Step 8 - Deploy NAP with a CI/CD toolchainΒΆ

In this module, we will deploy deploy NAP with a CI/CD pipeline. NAP is tied to the app, so when DevOps commits a new app (or a new version), the CI/CD pipeline has to deploy a new NAP component in front. In order to avoid repeating what we did previously, we will use a Signature package update as a trigger.

Note

When a new signature package is available, the CI/CD pipeline will build a new version of the Docker image and run it in front of Arcadia Application

This is the workflow we will run

  1. Check if a new Signature Package is available

  2. Simulate a Commit in GitLab (Goal is to simulate a full automated process checking Signature Package date every day)

  3. This commit triggers a webhook in Gitlab CI

  4. Gitlab CI runs the pipeline

    1. Build a new Docker NAP image with a new tag date of the signature package

    2. Destroy the previous running NAP container

    3. Run a new NAP container with this new Signature Package

Note

Goal of this module is not to learn how to do it, but understand how I did it.

Check the Gitlab CI file

stages:
    - Build_image
    - Push_image
    - Run_docker

before_script:
    - docker info

Build_image:
    stage: Build_image
    script:
        - TAG=`yum info app-protect-attack-signatures | grep Version | cut -d':' -f2`
        - echo $TAG
        - docker build -t 10.1.20.7:5000/app-protect:`echo $TAG` .
        - echo export TAG=`echo $TAG` > $CI_PROJECT_DIR/variables
    artifacts:
        paths:
        - variables

Push_image:
    stage: Push_image
    script:
        - source $CI_PROJECT_DIR/variables
        - echo $TAG
        - docker push 10.1.20.7:5000/app-protect:`echo $TAG`

Run_docker:
    stage: Run_docker
    script:
        - source $CI_PROJECT_DIR/variables
        - echo $TAG
        - ansible-playbook -i hosts playbook.yaml --extra-var dockertag=`echo $TAG`

Note

The challenge here was to retrieve the date of the package and tag the image with this date in order to have one image per signature package date.

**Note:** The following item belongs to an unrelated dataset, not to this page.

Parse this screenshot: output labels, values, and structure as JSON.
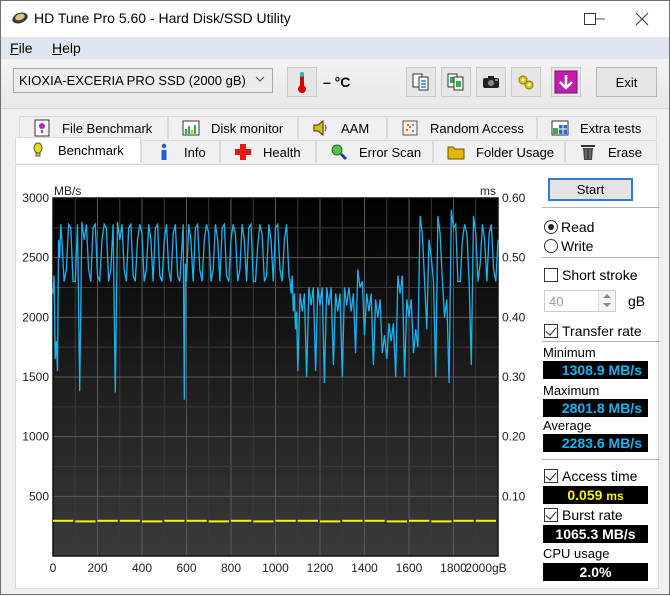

This is useful if you need to roll back to a previous version of the signatures.

Simulate an automated task detecting a new Signature Package has been release by F5

Steps:

  1. RDP to the Jumphost and open Chrome

  2. Open Gitlab

    1. If Gitlab is not available (502 error), restart the GitLab Docker container. SSH to the GitLab VM and run docker restart gitlab

  3. In GitLab, open NGINX App Protect / signature-update project

    ../../_images/gitlab_project.png
  4. SSH (or WebSSH) to CICD server (Gitlab runner, Terraform, Ansible)

    1. Run this command in order to determine the latest Signature Package date: yum info app-protect-attack-signatures

    2. You may notice the version date. In my case, when I write this lab 2020.06.30 was the most recent version of the signatures package. We will use this date as a Docker tag, but this will be done automatically by the CI/CD pipeline.

    ../../_images/yum-date.png

Trigger the CI/CD pipeline

Steps :

  1. In GitLab, click on Repository and Tags in the left menu

  2. Create a new tag and give it a name like Sig-<version date> where ideally <version_date> should be replaced by the package version information found in the result of the yum info step above. But it does not matter, you can put anything you want in this tag.

  3. Click Create tag

  4. At this moment, the Gitlab CI pipeline starts

  5. In Gitlab, in the signature-update repository, click CI / CD > Pipelines

    ../../_images/github_cicd.png
  6. Enter into the pipeline by clicking on the running or passed button. And wait for the pipeline to finish. You can click on every job/stage to check the steps

    ../../_images/github_pipeline.png
  7. Check if the new image created and pushed by the pipeline is available in the Docker Registry.
    1. In Chrome open bookmark Docker Registry UI

    2. Click on App Protect Repository

    3. You can see your new image with the tag 2020.06.30 - or any other tag based on the latest package date.

    ../../_images/registry-ui.png
  8. Connect in SSH to the Docker App Protect + Docker repo VM, and check the signature package date running docker exec -it app-protect more /var/log/nginx/error.log

2020/07/06 09:32:05 [notice] 12#12: APP_PROTECT { "event": "configuration_load_success", "software_version": "3.74.0", "attack_signatures_package":{"revision_datetime":"2020-06-30T10:08:35Z","version":"2020.06.30"},"completed_successfully":true,"threat_campaigns_package":{}}

Note

Congratulations, you ran a CI/CD pipeline with a GitLab CI.